Continua l’offensiva del governo Merkel contro gli Stati del Golfo che finanziano sotto traccia le moschee tedesche. Dopo il progetto di tassa per i luoghi di culto islamici, ora la Germania chiede ad Arabia Saudita, Qatar e Kuwait di rendere conto di ogni singolo euro inviato alle associazioni che gestiscono i centri di preghiera nella Repubblica federale. Obiettivo dichiarato di Berlino: scoraggiare il radicalismo locale ingrassato dal fiume di denaro “elargito” dalle monarchie sunnite.

Finora solo il Kuwait ha iniziato a collaborare. Per questo motivo l’ordine ufficiale impartito ai tre servizi di intelligence federali è di setacciare la rete di finanziamenti che conduce soprattutto a Riyadh. Tra le richieste della Germania spunta anche la clausola di avvertire il suo ministero dell’interno ogni qualvolta un’associazione chiede soldi ai sauditi.

Dall’Arabia e dal Qatar, per adesso, rimbalzano risposte più che inconcludenti. Ma la pressione del governo Merkel è destinata ad aumentare nei prossimi mesi, anche alla luce dell’ultimo rapporto del Gtaz, il centro congiunto antiterrorismo tedesco che dal 2015 spia l’universo salafista, i cui stralci sono di pubblico dominio su Süddeutsche Zeitung e Deutsche Welle.

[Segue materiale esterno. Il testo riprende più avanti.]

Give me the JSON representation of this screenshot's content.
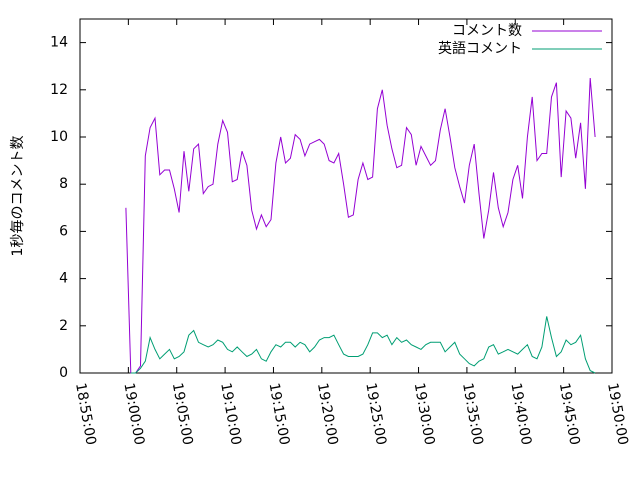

Sotto sorveglianza, fin dalla scorsa primavera, «le attività missionarie salafiste riconducibili agli Stati arabi del Golfo», insieme alle molteplici vie di transito dei finanziamenti soprattutto da parte dei sauditi. Emerge la certezza che «le iniziative di natura caritatevole sono sempre più connesse con la rete salafista in Germania ed Europa». Si aggiunge al problema che nessuno a Berlino è in grado di quantificare a quanto ammontano le somme già trasferite da Arabia Saudita, Qatar e Kuwait alla galassia radicale incistata nel paese.

L’attacco alla catena di finanziamenti «stranieri» era stato anticipato dal ministro dell’Interno Horst Seehofer alla Conferenza islamica tedesca tenuta alla fine di novembre. Garantendo l’impegno congiunto della Grande coalizione nella riduzione dell’influenza estera sulle moschee tedesche. Nella medesima occasione l’ex leader Csu aveva sottolineato che «i musulmani fanno parte della Germania», non per giravolta politica ma per dimostrare a Riyadh (e anche Ankara) che l’Islam locale d’ora in poi sarà un affare solo tedesco.

Coincide con la ragione politica alla base del nuovo progetto di tassa sulle moschee sul modello dell’imposta che già grava su chi dichiara cattolico o protestante. Un passo avanti verso l’emancipazione dei 4,5 milioni di musulmani della Bundesrepublik, pur nel rischio che alla fine l’islam locale passi dal controllo di uno Stato a un altro. Nell’attesa, e a proposito di terrorismo, a Berlino si fa comunque sempre finta di non sapere che le bombe saudite «prodotte all’estero» che fanno strage di civili in Yemen sono anche made in Germany.